Nationally, both parties tried to gerrymander during the past redistricting cycle, but Democrats were reined in slightly more than Republicans — largely due to Florida and New York. Florida’s top court may change that in the coming years when it rules on challenges to DeSantis’ maps.
Meanwhile, the U.S. Supreme Court is considering multiple cases that could change the ability of courts to redistrict gerrymanders. That may help determine whether we see more congressional primaries like New York’s, or more like Florida’s.
DEMOCRATIC DIVISIONS
It’s been muted by the spectacle of Trump’s makeover of the GOP, but Democrats also spent the primary season torn over the direction of their party.
Left-wing contenders continued to mount primary challenges to centrist Democrats. The left lost its most prominent bids to dislodge incumbent House members in south Texas and Cleveland.
Two new losses came Tuesday, when a liberal state senator was crushed by Rep. Sean Patrick Maloney in a congressional primary north of New York City. And attorney Dan Goldman, who worked on Trump's first impeachment, narrowly beat a bevy of more progressive rivals in a primary for a congressional seat centered in Brooklyn.
But the left has won some victories this primary season, nabbing a nomination for a House seat in Pennsylvania and seeing one of its favorite politicians, that state’s Lieutenant Governor John Fetterman, win the party’s nomination for Senate.
Neither side has been crushed, so expect more left-on-center primaries next election cycle.
TRUMP’S PARTY, WITH AN ASTERISK
Trump set out to demonstrate his dominance of the GOP this primary season, and he succeeded — to a point.
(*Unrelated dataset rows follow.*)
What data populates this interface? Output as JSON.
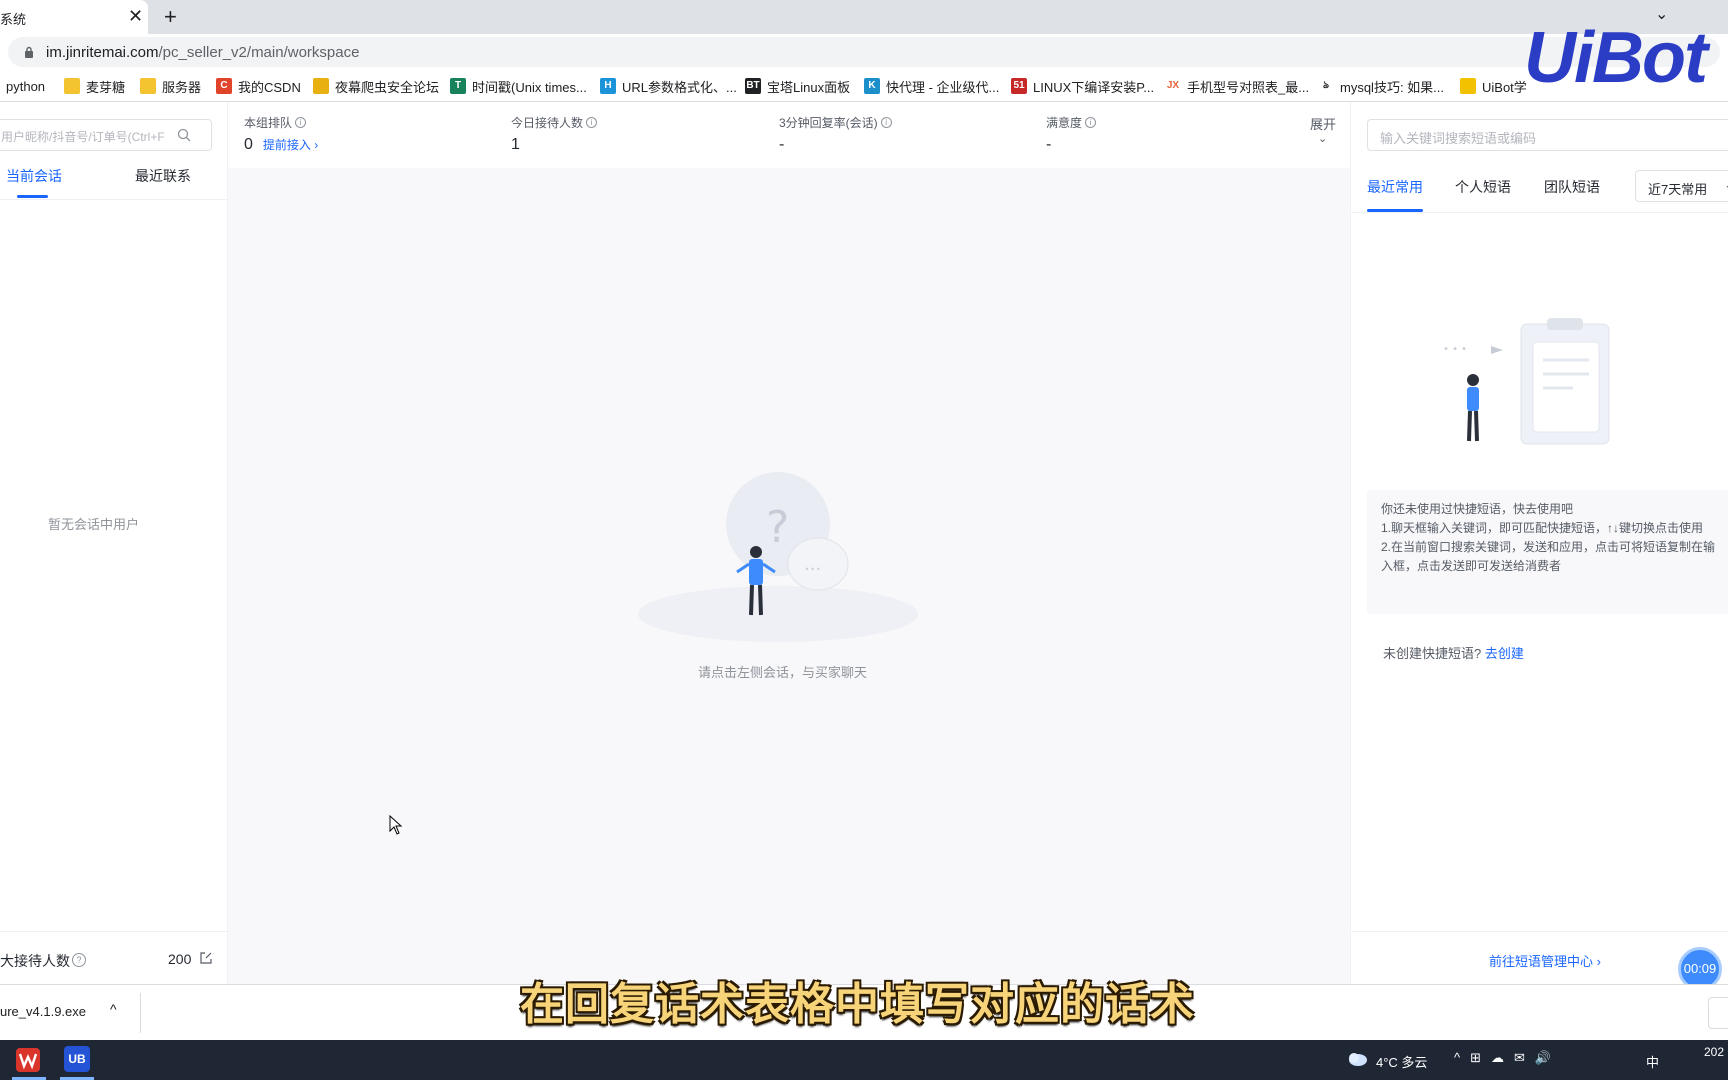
{
  "browser": {
    "tab_title": "系统",
    "tab_close": "✕",
    "new_tab": "+",
    "tab_menu": "⌄",
    "url_host": "im.jinritemai.com",
    "url_path": "/pc_seller_v2/main/workspace",
    "bookmarks": [
      {
        "label": "python",
        "icon": "none"
      },
      {
        "label": "麦芽糖",
        "icon": "folder-icon"
      },
      {
        "label": "服务器",
        "icon": "folder-icon"
      },
      {
        "label": "我的CSDN",
        "icon": "csdn-icon"
      },
      {
        "label": "夜幕爬虫安全论坛",
        "icon": "trophy-icon"
      },
      {
        "label": "时间戳(Unix times...",
        "icon": "t-icon"
      },
      {
        "label": "URL参数格式化、...",
        "icon": "h-icon"
      },
      {
        "label": "宝塔Linux面板",
        "icon": "bt-icon"
      },
      {
        "label": "快代理 - 企业级代...",
        "icon": "k-icon"
      },
      {
        "label": "LINUX下编译安装P...",
        "icon": "51-icon"
      },
      {
        "label": "手机型号对照表_最...",
        "icon": "jx-icon"
      },
      {
        "label": "mysql技巧: 如果...",
        "icon": "fork-icon"
      },
      {
        "label": "UiBot学",
        "icon": "uibot-icon"
      }
    ],
    "overlay_logo": "UiBot"
  },
  "left_panel": {
    "search_placeholder": "用户昵称/抖音号/订单号(Ctrl+F",
    "tabs": [
      "当前会话",
      "最近联系"
    ],
    "empty_text": "暂无会话中用户",
    "max_label": "大接待人数",
    "help_mark": "?",
    "max_value": "200"
  },
  "stats": {
    "items": [
      {
        "label": "本组排队",
        "value": "0",
        "link": "提前接入 ›"
      },
      {
        "label": "今日接待人数",
        "value": "1"
      },
      {
        "label": "3分钟回复率(会话)",
        "value": "-"
      },
      {
        "label": "满意度",
        "value": "-"
      }
    ],
    "expand_label": "展开",
    "expand_chevron": "⌄"
  },
  "center": {
    "empty_text": "请点击左侧会话，与买家聊天"
  },
  "right_panel": {
    "search_placeholder": "输入关键词搜索短语或编码",
    "tabs": [
      "最近常用",
      "个人短语",
      "团队短语"
    ],
    "range_select": "近7天常用",
    "range_chevron": "⌄",
    "tips": [
      "你还未使用过快捷短语，快去使用吧",
      "1.聊天框输入关键词，即可匹配快捷短语，↑↓键切换点击使用",
      "2.在当前窗口搜索关键词，发送和应用，点击可将短语复制在输入框，点击发送即可发送给消费者"
    ],
    "create_prompt": "未创建快捷短语?",
    "create_link": "去创建",
    "manage_link": "前往短语管理中心 ›",
    "timer": "00:09"
  },
  "download_bar": {
    "file_name": "ure_v4.1.9.exe",
    "chevron": "^"
  },
  "subtitle": "在回复话术表格中填写对应的话术",
  "taskbar": {
    "ub_label": "UB",
    "weather": "4°C  多云",
    "tray": [
      "^",
      "⊞",
      "☁",
      "✉",
      "🔊"
    ],
    "ime": "中",
    "clock": "202"
  }
}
His approval helped set the party’s Senate field and was pivotal in a number of hotly contested primaries. He claimed his biggest prize last week, when his chosen candidate beat Rep. Liz Cheney in Wyoming’s Republican primary. On Tuesday, Trump's chosen candidate, Air Force veteran and conservative activist Anna Luna, won her primary in an open GOP-leaning seat on Florida’s Gulf Coast.
But Trump had some huge humiliations — especially when he tried to intervene in governor’s races in Idaho, Nebraska and especially Georgia, where Trump failed to oust Gov. Brian Kemp for refusing to overturn the 2020 election in his state and award it to Trump.
Even more significantly, Trump elevated candidates who may not be able to win competitive races — or may even pose a threat to democracy itself. Last week, the GOP’s Senate leader, Mitch McConnell, warned that his party may not win a Senate majority due to “candidate quality” among its nominees. They include Trump-backed candidates struggling in swing states, like Herschel Walker in Georgia, JD Vance in Ohio and Mehmet Oz in Pennsylvania.
Others, like the GOP’s nominees for Pennsylvania governor, Doug Mastriano, and Arizona governor, Kari Lake, have denied that Trump lost the 2020 election, raising questions about whether they’d certify the actual winners of future elections if they take over their statehouses.
Trump does not always have to intercede for extreme candidates who have mimicked his style to rise in Republican primaries. On Tuesday, Laura Loomer, a conservative provocateur who’s been banned from several social media websites for posting anti-Muslim remarks, surprised many with a strong — albeit unsuccessful — showing in a primary challenge to 73-year-old Florida Rep. Daniel Webster.
Still, Trump’s effect on the GOP became immeasurable this primary season.